When Brendan and I take on a project to increase the production, cooperation and team spirit of an organization, we do not compromise. We go the whole nine yards. There are team issues and individual issues to tackle. When a key team player is having a rough time, we make sure to help until the person is again a productive, key player – or realizes his or her potential in another place. It doesn’t matter if the issues at hand are of work or personal nature. Be it health, inter-personal issues, mental stress, lack of motivation, wanting to do other things in life – the viewpoint is always “We motivating people and organizations to excel at what they are good at. We must help this person excel.” Always with the person’s own best in mind – because that will ultimately help the team.

Earlier this year we took on the task to help a department in a government organization. Janne is a key player in the team. She wasn’t working at her full potential, not even half. We quickly realized that she and the team would do much better if we were to debug whatever issues she was facing.
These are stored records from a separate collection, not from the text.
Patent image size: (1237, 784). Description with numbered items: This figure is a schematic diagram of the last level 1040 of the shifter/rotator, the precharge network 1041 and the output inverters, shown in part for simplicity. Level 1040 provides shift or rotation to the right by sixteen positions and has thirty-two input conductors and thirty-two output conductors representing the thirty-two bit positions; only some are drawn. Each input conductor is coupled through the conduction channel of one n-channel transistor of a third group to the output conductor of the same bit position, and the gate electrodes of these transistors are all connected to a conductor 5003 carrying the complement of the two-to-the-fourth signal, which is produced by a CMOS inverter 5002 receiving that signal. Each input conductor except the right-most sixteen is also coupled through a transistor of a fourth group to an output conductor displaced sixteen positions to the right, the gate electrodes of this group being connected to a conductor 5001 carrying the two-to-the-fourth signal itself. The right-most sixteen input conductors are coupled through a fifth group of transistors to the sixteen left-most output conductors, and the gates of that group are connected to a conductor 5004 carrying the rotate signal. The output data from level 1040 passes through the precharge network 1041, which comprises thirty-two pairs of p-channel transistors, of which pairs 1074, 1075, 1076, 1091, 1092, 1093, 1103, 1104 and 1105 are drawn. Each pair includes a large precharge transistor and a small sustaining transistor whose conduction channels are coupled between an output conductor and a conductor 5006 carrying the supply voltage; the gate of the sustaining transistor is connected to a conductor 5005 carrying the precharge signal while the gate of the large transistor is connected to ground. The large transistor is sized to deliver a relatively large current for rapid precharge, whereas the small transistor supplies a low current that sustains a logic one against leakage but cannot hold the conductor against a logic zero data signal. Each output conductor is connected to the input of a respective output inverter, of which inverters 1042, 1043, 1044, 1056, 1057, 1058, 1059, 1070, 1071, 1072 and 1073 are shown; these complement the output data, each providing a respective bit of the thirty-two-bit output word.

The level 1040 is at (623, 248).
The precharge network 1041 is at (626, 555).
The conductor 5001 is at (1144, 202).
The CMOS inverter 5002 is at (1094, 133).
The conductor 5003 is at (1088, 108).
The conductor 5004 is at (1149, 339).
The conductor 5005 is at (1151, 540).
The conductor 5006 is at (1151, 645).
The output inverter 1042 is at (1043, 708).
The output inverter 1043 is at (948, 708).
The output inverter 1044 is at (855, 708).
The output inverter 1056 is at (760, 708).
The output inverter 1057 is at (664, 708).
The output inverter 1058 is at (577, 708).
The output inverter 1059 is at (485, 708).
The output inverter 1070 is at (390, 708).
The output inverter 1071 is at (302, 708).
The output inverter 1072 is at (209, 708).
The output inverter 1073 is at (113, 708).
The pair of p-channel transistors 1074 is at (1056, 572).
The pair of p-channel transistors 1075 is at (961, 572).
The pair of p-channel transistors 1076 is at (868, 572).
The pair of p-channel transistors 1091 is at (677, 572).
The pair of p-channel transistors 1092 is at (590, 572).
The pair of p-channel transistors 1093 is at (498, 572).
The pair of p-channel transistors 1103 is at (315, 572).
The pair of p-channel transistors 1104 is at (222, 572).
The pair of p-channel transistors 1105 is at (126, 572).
The normal scenario is along these lines: We get the person to describe the current life situation and a more ideal situation, and then fill the gap with realistic tracks that will move the person from Now to a better Future. We agree on tasks to be done. Usually a person is having problems with facing the issues in life and to get going on tackling those issues. We must nudge, comfort, hold hand, hug, discuss, nudge, be straight, be tough, hug some more, etc, before the person actually does the plan that he himself came up with.

Not so with Janne. This girl was blazingly fast to Get It. She got into gear, and off she went. She’s simply amazing at keeping the promises she makes to herself. Nu fuss – with her there is no try – only DO. And she went from this half-capacity team player to the key player she really is. Not only is she delivering like never before, she has taken on a new very important responsibility in the team.

Like Silje, she was way to humble about her own abilities and potential. She is now gradually waking up to the fact that she is an amazing person.

Amazing person: Brian Culkin

In this post, I will let Brian himself start off with something really amazing:

And he has a mind to match it.

Brian can do stuff with his body I didn’t think was possible. And the viewpoints he can relate through his writing is crazy and inspiring.

Brian is an adventurer, artist and spiritual thinker. He’s intense and powerful and always able to land on his feet.

With the video above, I think any more writing by me here is superfluous.

Amazing person: Silje Eriksen

It’s a real joy whenever I meet a person that shines with a real warm heart, aware and honest about own emotions.

Silje is a curious girl. New on the professional scene and despite being a fun and more than a bit crazy, she first came across as withholding herself. Underneath a softer exterior, there is a turbo charged engine. She has a lot more power, a lot more ability than she first lets on.

But that is about to change. Brendan and I are working in a project together with Silje, and it is interesting to see how she is gradually realizing her potential. She is one of those people that I can at first sight say “Yes, this is a real executive potential”. Silje has Purpose – Awareness, great personal values and a desire to do good. She has Ability – Competence and Resourcefulness, while the third component is the one lacking behind; Confidence. And Opportunity… well, with Purpose and Ability like this, she can create Opportunity whenever she wants.

It’s fun to be able to inspire confidence in a person that really has the rest of the package. Sometimes the person needs only be reminded of their greatness.